The Leaders of all ten councils in Greater Manchester, the Mayor of Greater Manchester, Andy Burnham and Deputy Mayor Baroness Bev Hughes have rejected calls for the region to be placed in Tier Three lockdown restrictions

In a statement issued this morning GMCA said the evidence does not currently support it.

The rate of Covid infection in Greater Manchester is much lower, at 357.6 cases per 100,000, compared to Liverpool City Region which is in Tier 3 at 488.0 cases per 100,000.

They also say the hospital admission rate is much lower than in LCR as Deputy CMO, Jonathan Van Tam, highlighted in his press conference this week.

Liverpool University Hospitals NHS Foundation Trust 7-day rolling average Covid patients in beds is at around the 225 mark and in Manchester University NHS Foundation Trust it’s at the 100 mark.

Second, the financial package accompanying Tier 3 is nowhere near sufficient to prevent severe hardship, widespread job losses and business failure.

“At the Prime Minister’s press conference on Monday, the Chief Medical Officer said that Tier 3 measures would only limit the spread if they included much more widespread business closures than the baseline of pubs. However, the Government has not put in a place an economic package to support this level of business closure.
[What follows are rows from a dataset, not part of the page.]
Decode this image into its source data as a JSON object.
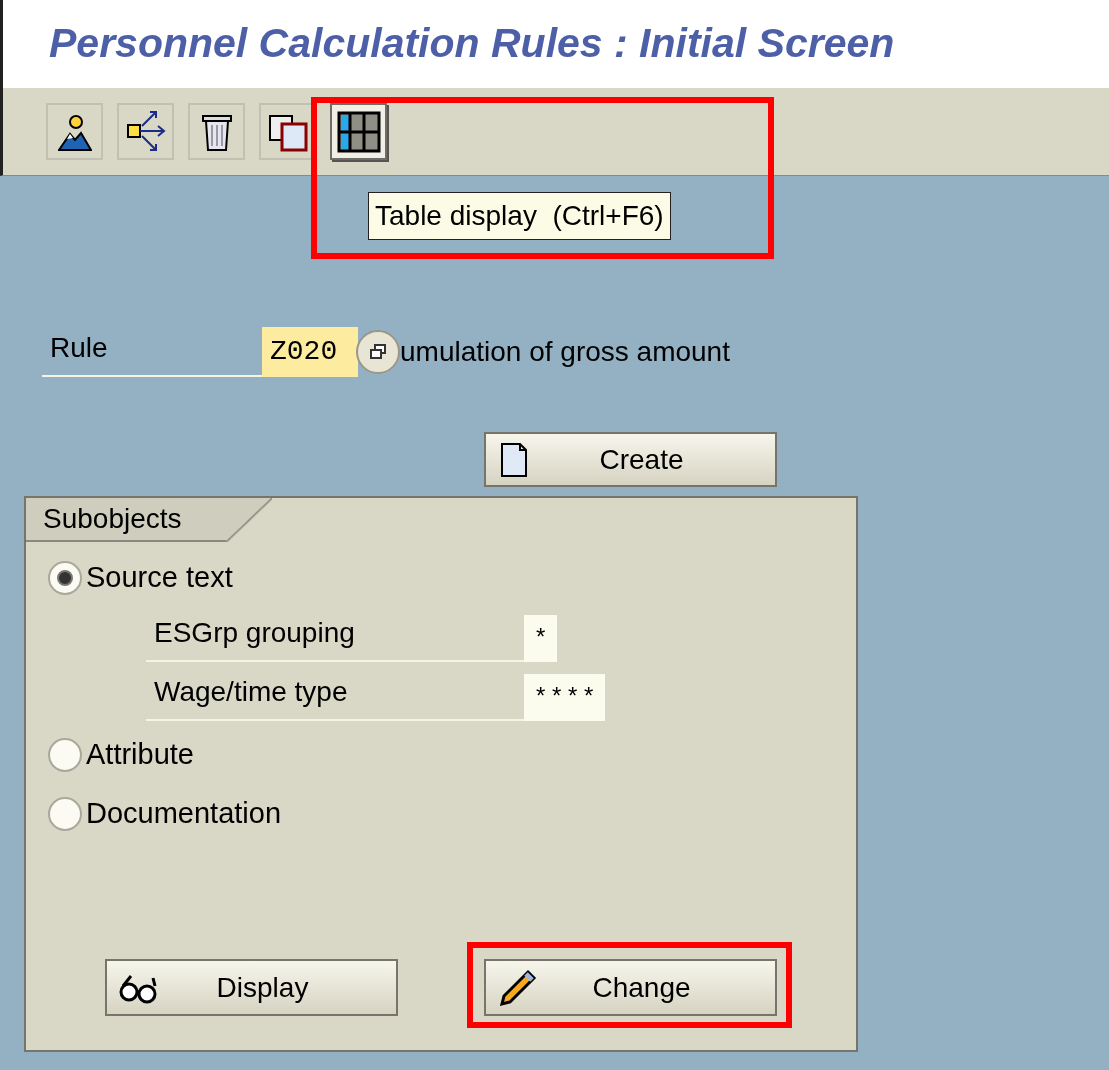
{
  "window": {
    "title": "Personnel Calculation Rules : Initial Screen"
  },
  "toolbar": [
    {
      "kind": "picture",
      "pressed": false
    },
    {
      "kind": "distribute",
      "pressed": false
    },
    {
      "kind": "trash",
      "pressed": false
    },
    {
      "kind": "copy",
      "pressed": false
    },
    {
      "kind": "table",
      "pressed": true
    }
  ],
  "tooltip": {
    "text": "Table display  (Ctrl+F6)",
    "highlighted": true
  },
  "rule": {
    "label": "Rule",
    "value": "Z020",
    "description": "umulation of gross amount"
  },
  "create_button": {
    "label": "Create"
  },
  "subobjects": {
    "tab": "Subobjects",
    "options": [
      {
        "label": "Source text",
        "selected": true,
        "fields": [
          {
            "label": "ESGrp grouping",
            "value": "*"
          },
          {
            "label": "Wage/time type",
            "value": "* * * *"
          }
        ]
      },
      {
        "label": "Attribute",
        "selected": false
      },
      {
        "label": "Documentation",
        "selected": false
      }
    ]
  },
  "buttons": [
    {
      "kind": "display",
      "label": "Display",
      "highlighted": false
    },
    {
      "kind": "change",
      "label": "Change",
      "highlighted": true
    }
  ]
}
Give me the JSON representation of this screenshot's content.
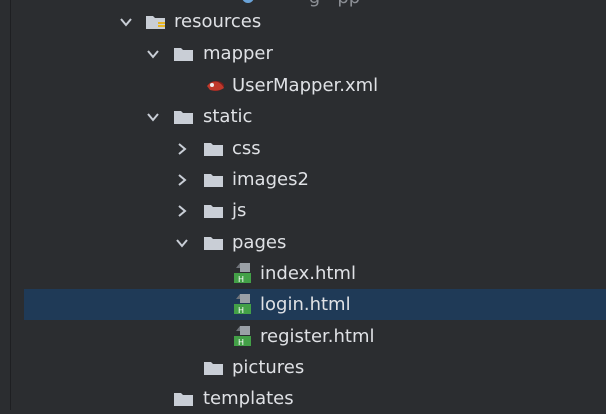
{
  "tree": {
    "items": [
      {
        "label": "resources"
      },
      {
        "label": "mapper"
      },
      {
        "label": "UserMapper.xml"
      },
      {
        "label": "static"
      },
      {
        "label": "css"
      },
      {
        "label": "images2"
      },
      {
        "label": "js"
      },
      {
        "label": "pages"
      },
      {
        "label": "index.html"
      },
      {
        "label": "login.html"
      },
      {
        "label": "register.html"
      },
      {
        "label": "pictures"
      },
      {
        "label": "templates"
      }
    ],
    "selected_item": "login.html"
  },
  "colors": {
    "background": "#2b2d30",
    "selection": "#1f3a57",
    "text": "#dfe1e5",
    "folder": "#c9ced6",
    "html_icon": "#43a047"
  }
}
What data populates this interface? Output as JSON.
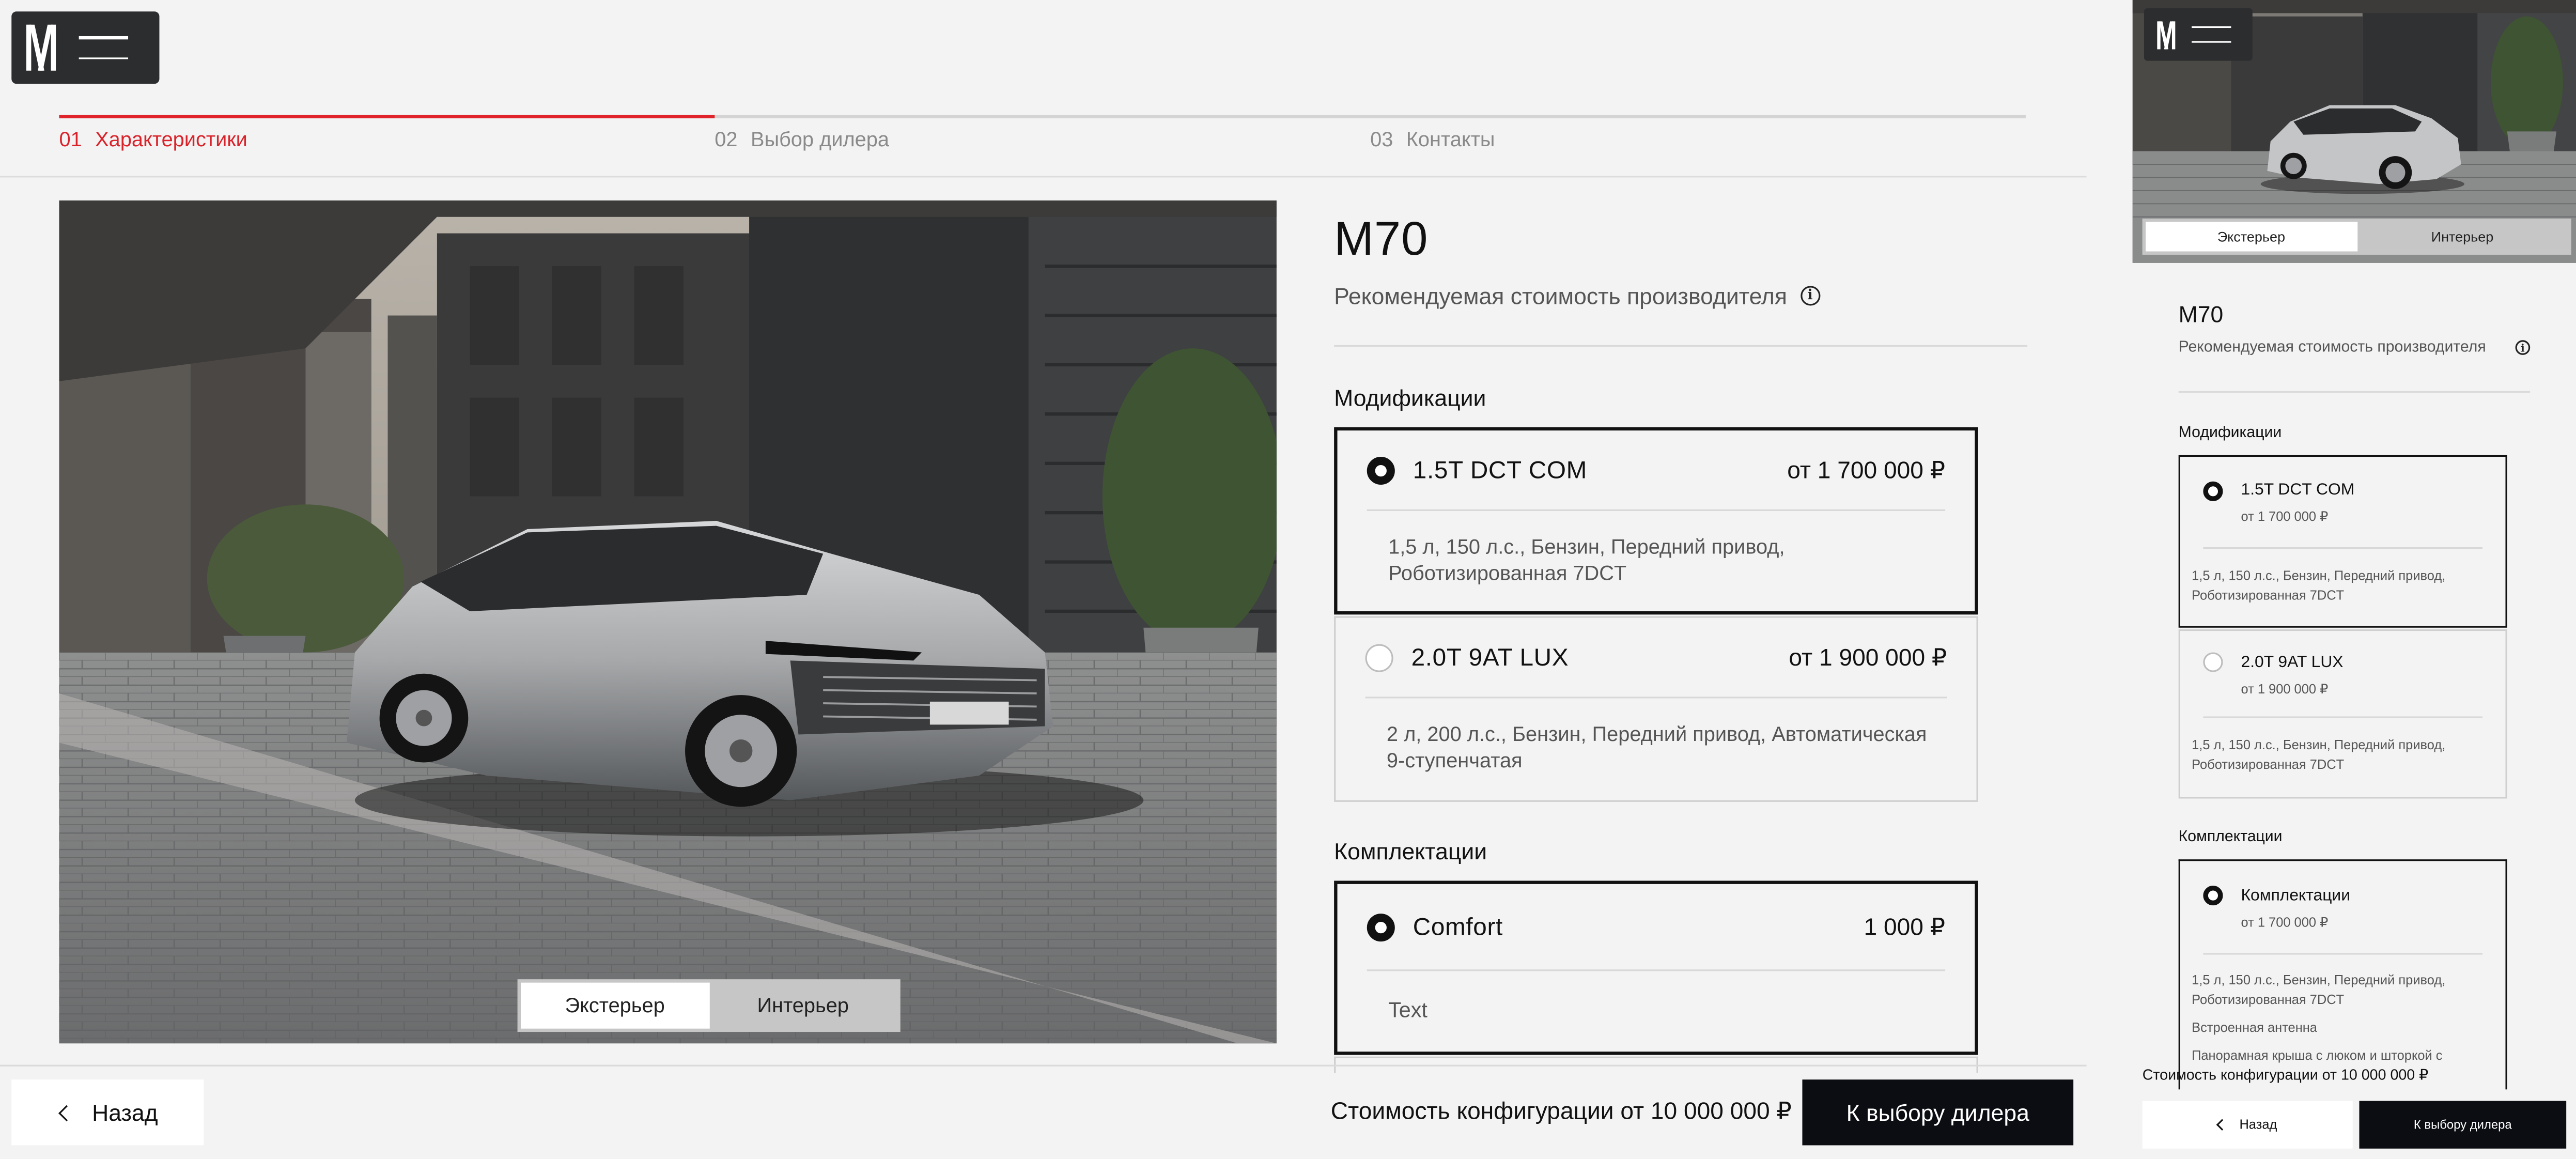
{
  "steps": [
    {
      "num": "01",
      "label": "Характеристики",
      "active": true
    },
    {
      "num": "02",
      "label": "Выбор дилера",
      "active": false
    },
    {
      "num": "03",
      "label": "Контакты",
      "active": false
    }
  ],
  "product": {
    "title": "M70",
    "price_note": "Рекомендуемая стоимость производителя"
  },
  "view_toggle": {
    "exterior": "Экстерьер",
    "interior": "Интерьер",
    "selected": "exterior"
  },
  "modifications": {
    "heading": "Модификации",
    "items": [
      {
        "name": "1.5T DCT COM",
        "price": "от 1 700 000 ₽",
        "desc": "1,5 л, 150 л.с., Бензин, Передний привод, Роботизированная 7DCT",
        "selected": true
      },
      {
        "name": "2.0T 9AT LUX",
        "price": "от 1 900 000 ₽",
        "desc": "2 л, 200 л.с., Бензин, Передний привод, Автоматическая 9-ступенчатая",
        "selected": false
      }
    ]
  },
  "trims": {
    "heading": "Комплектации",
    "items": [
      {
        "name": "Comfort",
        "price": "1 000 ₽",
        "desc": "Text",
        "selected": true
      }
    ]
  },
  "footer": {
    "back_label": "Назад",
    "cost_label": "Стоимость конфигурации от 10 000 000 ₽",
    "next_label": "К выбору дилера"
  },
  "mobile": {
    "title": "M70",
    "price_note": "Рекомендуемая стоимость производителя",
    "exterior": "Экстерьер",
    "interior": "Интерьер",
    "modifications_heading": "Модификации",
    "mods": [
      {
        "name": "1.5T DCT COM",
        "price": "от 1 700 000 ₽",
        "desc": "1,5 л, 150 л.с., Бензин, Передний привод, Роботизированная 7DCT"
      },
      {
        "name": "2.0T 9AT LUX",
        "price": "от 1 900 000 ₽",
        "desc": "1,5 л, 150 л.с., Бензин, Передний привод, Роботизированная 7DCT"
      }
    ],
    "trims_heading": "Комплектации",
    "trim": {
      "name": "Комплектации",
      "price": "от 1 700 000 ₽",
      "desc": "1,5 л, 150 л.с., Бензин, Передний привод, Роботизированная 7DCT",
      "feature1": "Встроенная антенна",
      "feature2": "Панорамная крыша с люком и шторкой с"
    },
    "cost_label": "Стоимость конфигурации от 10 000 000 ₽",
    "back_label": "Назад",
    "next_label": "К выбору дилера"
  },
  "colors": {
    "accent": "#e0232b",
    "dark": "#0c0d12",
    "logo_bg": "#2c2d2f"
  },
  "icons": [
    "logo-icon",
    "menu-icon",
    "info-icon",
    "chevron-left-icon",
    "radio-icon"
  ]
}
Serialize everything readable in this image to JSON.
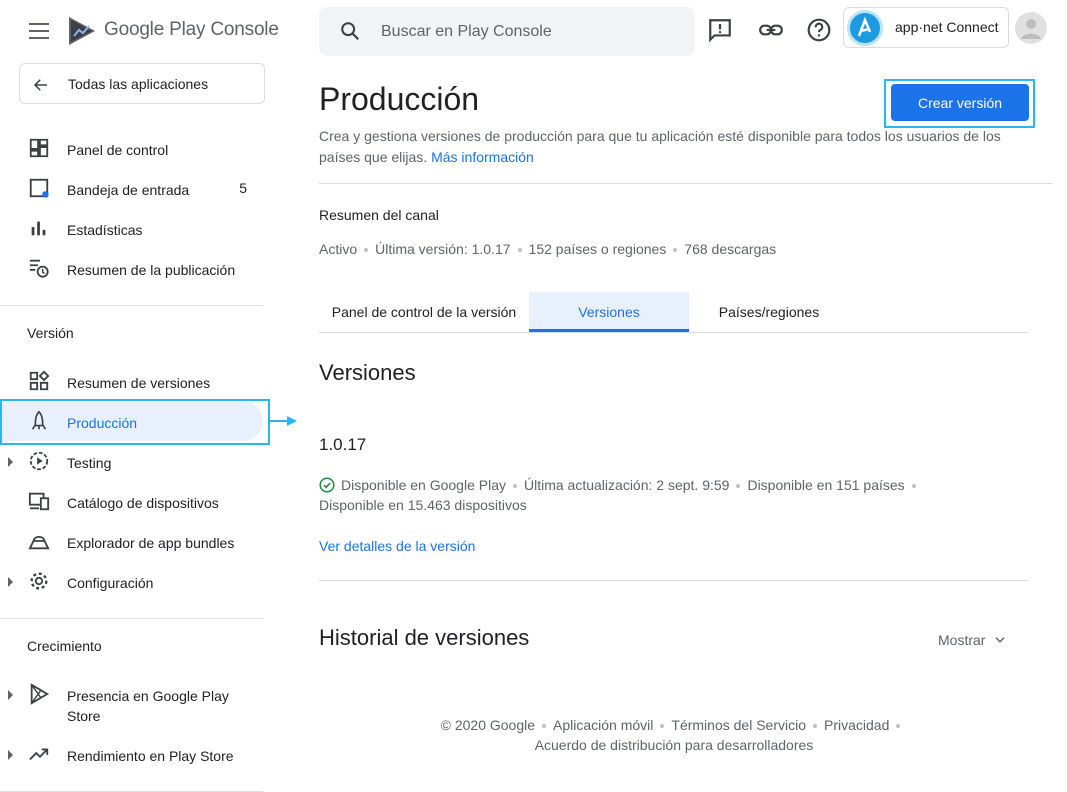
{
  "header": {
    "brand": "Google Play Console",
    "search_placeholder": "Buscar en Play Console",
    "account_name": "app·net Connect",
    "icons": [
      "menu-icon",
      "feedback-icon",
      "link-icon",
      "help-icon",
      "account-avatar"
    ]
  },
  "sidebar": {
    "back_label": "Todas las aplicaciones",
    "top_items": [
      {
        "label": "Panel de control",
        "icon": "dashboard-icon"
      },
      {
        "label": "Bandeja de entrada",
        "icon": "inbox-icon",
        "count": "5"
      },
      {
        "label": "Estadísticas",
        "icon": "stats-icon"
      },
      {
        "label": "Resumen de la publicación",
        "icon": "publishing-icon"
      }
    ],
    "release_section": "Versión",
    "release_items": [
      {
        "label": "Resumen de versiones",
        "icon": "releases-overview-icon"
      },
      {
        "label": "Producción",
        "icon": "production-icon",
        "active": true
      },
      {
        "label": "Testing",
        "icon": "testing-icon",
        "expandable": true
      },
      {
        "label": "Catálogo de dispositivos",
        "icon": "device-catalog-icon"
      },
      {
        "label": "Explorador de app bundles",
        "icon": "app-bundle-icon"
      },
      {
        "label": "Configuración",
        "icon": "settings-icon",
        "expandable": true
      }
    ],
    "growth_section": "Crecimiento",
    "growth_items": [
      {
        "label_line1": "Presencia en Google Play",
        "label_line2": "Store",
        "icon": "play-store-icon",
        "expandable": true
      },
      {
        "label": "Rendimiento en Play Store",
        "icon": "trending-icon",
        "expandable": true
      }
    ]
  },
  "main": {
    "title": "Producción",
    "create_button": "Crear versión",
    "description": "Crea y gestiona versiones de producción para que tu aplicación esté disponible para todos los usuarios de los países que elijas.",
    "more_info": "Más información",
    "summary_title": "Resumen del canal",
    "summary": [
      "Activo",
      "Última versión: 1.0.17",
      "152 países o regiones",
      "768 descargas"
    ],
    "tabs": [
      "Panel de control de la versión",
      "Versiones",
      "Países/regiones"
    ],
    "active_tab": "Versiones",
    "versions_title": "Versiones",
    "version": {
      "number": "1.0.17",
      "status": "Disponible en Google Play",
      "updated": "Última actualización: 2 sept. 9:59",
      "countries": "Disponible en 151 países",
      "devices": "Disponible en 15.463 dispositivos",
      "details_link": "Ver detalles de la versión"
    },
    "history_title": "Historial de versiones",
    "show_label": "Mostrar"
  },
  "footer": {
    "items": [
      "© 2020 Google",
      "Aplicación móvil",
      "Términos del Servicio",
      "Privacidad"
    ],
    "line2": "Acuerdo de distribución para desarrolladores"
  },
  "colors": {
    "accent": "#1a73e8",
    "highlight_frame": "#29b6f6",
    "active_bg": "#e8f0fe",
    "success": "#1e8e3e"
  }
}
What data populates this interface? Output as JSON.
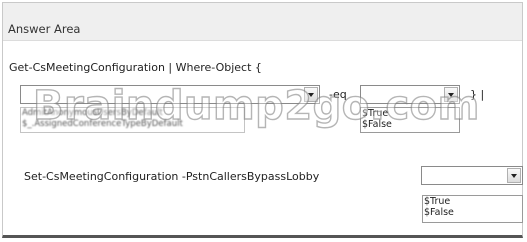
{
  "panel": {
    "title": "Answer Area"
  },
  "line1": {
    "text": "Get-CsMeetingConfiguration | Where-Object {",
    "operator": "-eq",
    "closing": "} |"
  },
  "dropdown1": {
    "value": ""
  },
  "dropdown2": {
    "value": "",
    "options": [
      "$True",
      "$False"
    ]
  },
  "obscured_list": {
    "items": [
      "AdmitAnonymousUsersByDefault",
      "$_.AssignedConferenceTypeByDefault"
    ]
  },
  "line2": {
    "text": "Set-CsMeetingConfiguration  -PstnCallersBypassLobby"
  },
  "dropdown3": {
    "value": "",
    "options": [
      "$True",
      "$False"
    ]
  },
  "watermark": {
    "text": "Braindump2go.com"
  }
}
For that reason, we believe the Tier 3 proposal is fundamentally flawed. The Government is placing councils in an invidious position. If councils adopt the CMO’s advice, they will better control the virus but cause substantial economic damage which will take a long time to repair. If they only follow the baseline requirements, they will reduce the harm to the economy but fail to bring down the rate of infection. Neither is an acceptable option and that is why the Tier 3 proposal is unacceptable to us as it stands.”

They continue:

“We therefore reject the Government’s current drive to pile pressure on places to enter Tier 3. We take particular issue with the offer of local control of Test and Trace as an incentive to do so. This should be on offer to all local areas and is more likely to be effective in those areas in Tiers 1 and 2.

If the Government pursues its current strategy, we believe it will leave large parts of the North of England trapped in Tier 3 for much of the winter with all the damage that will do.

If cases continue to rise as predicted, and the Government continues to refuse to provide the substantial economic support that Tier 3 areas will need, then a number of Leaders in Greater Manchester believe a national circuit break, with the required financial support would be a preferable option. This would create the conditions for a re-set of the Test and Trace service into a more locally-controlled operation which, with cases driven down to a lower level, would be more likely to succeed.”